Most of the tea party radicals in the House of Representatives come from gerrymandered districts, which function as cocoons that resist penetration by alien ideas, like Keynesian economics, Darwinian evolution, global warming and yes, the potential popularity of Obamacare. They live in a parallel universe in which a rejection of any robust expression of government power is an unquestioned and unexamined article of faith.

Where does this irrational but obviously deep-felt impulse come from? Talk radio and Fox News obviously feed the beast. But the seminal convictions of the tea partiers defy any modern conceptions of government power. How far back in history do they want to take us?

My initial impression was that they wanted to repeal the 20th century. Radical Republicans of the tea party persuasion object to all federal programs that have an impact on our daily lives, including Medicare, Medicaid, Social Security and the Federal Reserve Board. Even though tea partiers, like all the rest of us, are beneficiaries of these federal programs, especially Medicare and Social Security, ideology trumps self-interest in their world view, though one wonders how they would respond if they had their way and their Social Security checks stopped coming.

Now, I believe these radicals want to go even further back in time. Though it wouldn't be fair to pin a defense of slavery on them, they agree with the states' rights agenda of the Confederacy and resist the right of the federal government to make domestic policy, which is their visceral reason for loathing Obamacare.

But their ultimate destination, I believe, is the 1780s and our dysfunctional government under the Articles of Confederation. The states were sovereign in that postrevolutionary arrangement, and the federal government was virtually powerless. That is political paradise for the tea partiers, who might take comfort in the fact that their 18th century counterparts also refused to fund the national debt. Their core convictions are pre-Great Society, pre-New Deal, pre-Keynes, pre-Freud, pre-Darwin and pre-Constitution.

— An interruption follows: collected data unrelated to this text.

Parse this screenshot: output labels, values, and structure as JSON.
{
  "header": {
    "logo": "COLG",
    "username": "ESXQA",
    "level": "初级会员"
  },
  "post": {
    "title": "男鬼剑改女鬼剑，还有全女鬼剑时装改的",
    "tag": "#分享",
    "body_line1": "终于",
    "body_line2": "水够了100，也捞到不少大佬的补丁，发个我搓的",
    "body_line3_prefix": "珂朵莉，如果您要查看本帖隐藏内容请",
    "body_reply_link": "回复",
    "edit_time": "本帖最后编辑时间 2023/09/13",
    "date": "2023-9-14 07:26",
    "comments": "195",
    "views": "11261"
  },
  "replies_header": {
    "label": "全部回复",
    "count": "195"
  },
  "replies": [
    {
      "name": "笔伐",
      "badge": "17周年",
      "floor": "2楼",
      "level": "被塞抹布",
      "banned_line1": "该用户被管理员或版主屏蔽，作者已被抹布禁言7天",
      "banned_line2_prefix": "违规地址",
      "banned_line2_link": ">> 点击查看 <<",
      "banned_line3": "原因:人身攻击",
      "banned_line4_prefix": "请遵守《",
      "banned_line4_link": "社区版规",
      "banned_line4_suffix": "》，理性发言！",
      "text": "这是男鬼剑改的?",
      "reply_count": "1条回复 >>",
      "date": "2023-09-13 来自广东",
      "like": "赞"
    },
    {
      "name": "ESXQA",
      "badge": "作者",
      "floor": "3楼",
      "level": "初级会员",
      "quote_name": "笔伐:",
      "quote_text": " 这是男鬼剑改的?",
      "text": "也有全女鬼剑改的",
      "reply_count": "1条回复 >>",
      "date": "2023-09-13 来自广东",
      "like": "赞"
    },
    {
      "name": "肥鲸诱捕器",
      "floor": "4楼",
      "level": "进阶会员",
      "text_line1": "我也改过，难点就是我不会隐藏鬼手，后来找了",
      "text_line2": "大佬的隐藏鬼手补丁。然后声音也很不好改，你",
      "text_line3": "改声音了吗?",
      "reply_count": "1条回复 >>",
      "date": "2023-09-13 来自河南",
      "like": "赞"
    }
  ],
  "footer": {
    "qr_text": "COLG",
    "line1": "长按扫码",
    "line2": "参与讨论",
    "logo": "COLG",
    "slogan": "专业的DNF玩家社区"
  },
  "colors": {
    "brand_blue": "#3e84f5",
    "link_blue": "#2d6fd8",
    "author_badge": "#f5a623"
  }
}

This is nostalgia on steroids, and an utter absurdity, defying more than 200 years of American history. But this, I believe, is where radical Republicans are really coming from. It makes comprehensible their deep disregard for the destructive consequences of their anti-government policies, for they truly believe that government is "them," not "us."

The heartening news is that their like-minded predecessors over the last two centuries have lost every major battle, starting with the Constitutional Convention in Philadelphia in 1787 and ending with the congressional vote and the Supreme Court decision on Obamacare.

The historical pattern is perfectly clear. They are going to lose again because they are running against the main currents of history. But along the way they are making all the rest of us pay a heavy price for their delusional agenda. And they really don't care.

Dysfunction this deep strikes me as a new low in American history. This is not what the founders had in mind.

Joseph J. Ellis is the author of "Founding Brothers" and, most recently, "Revolutionary Summer."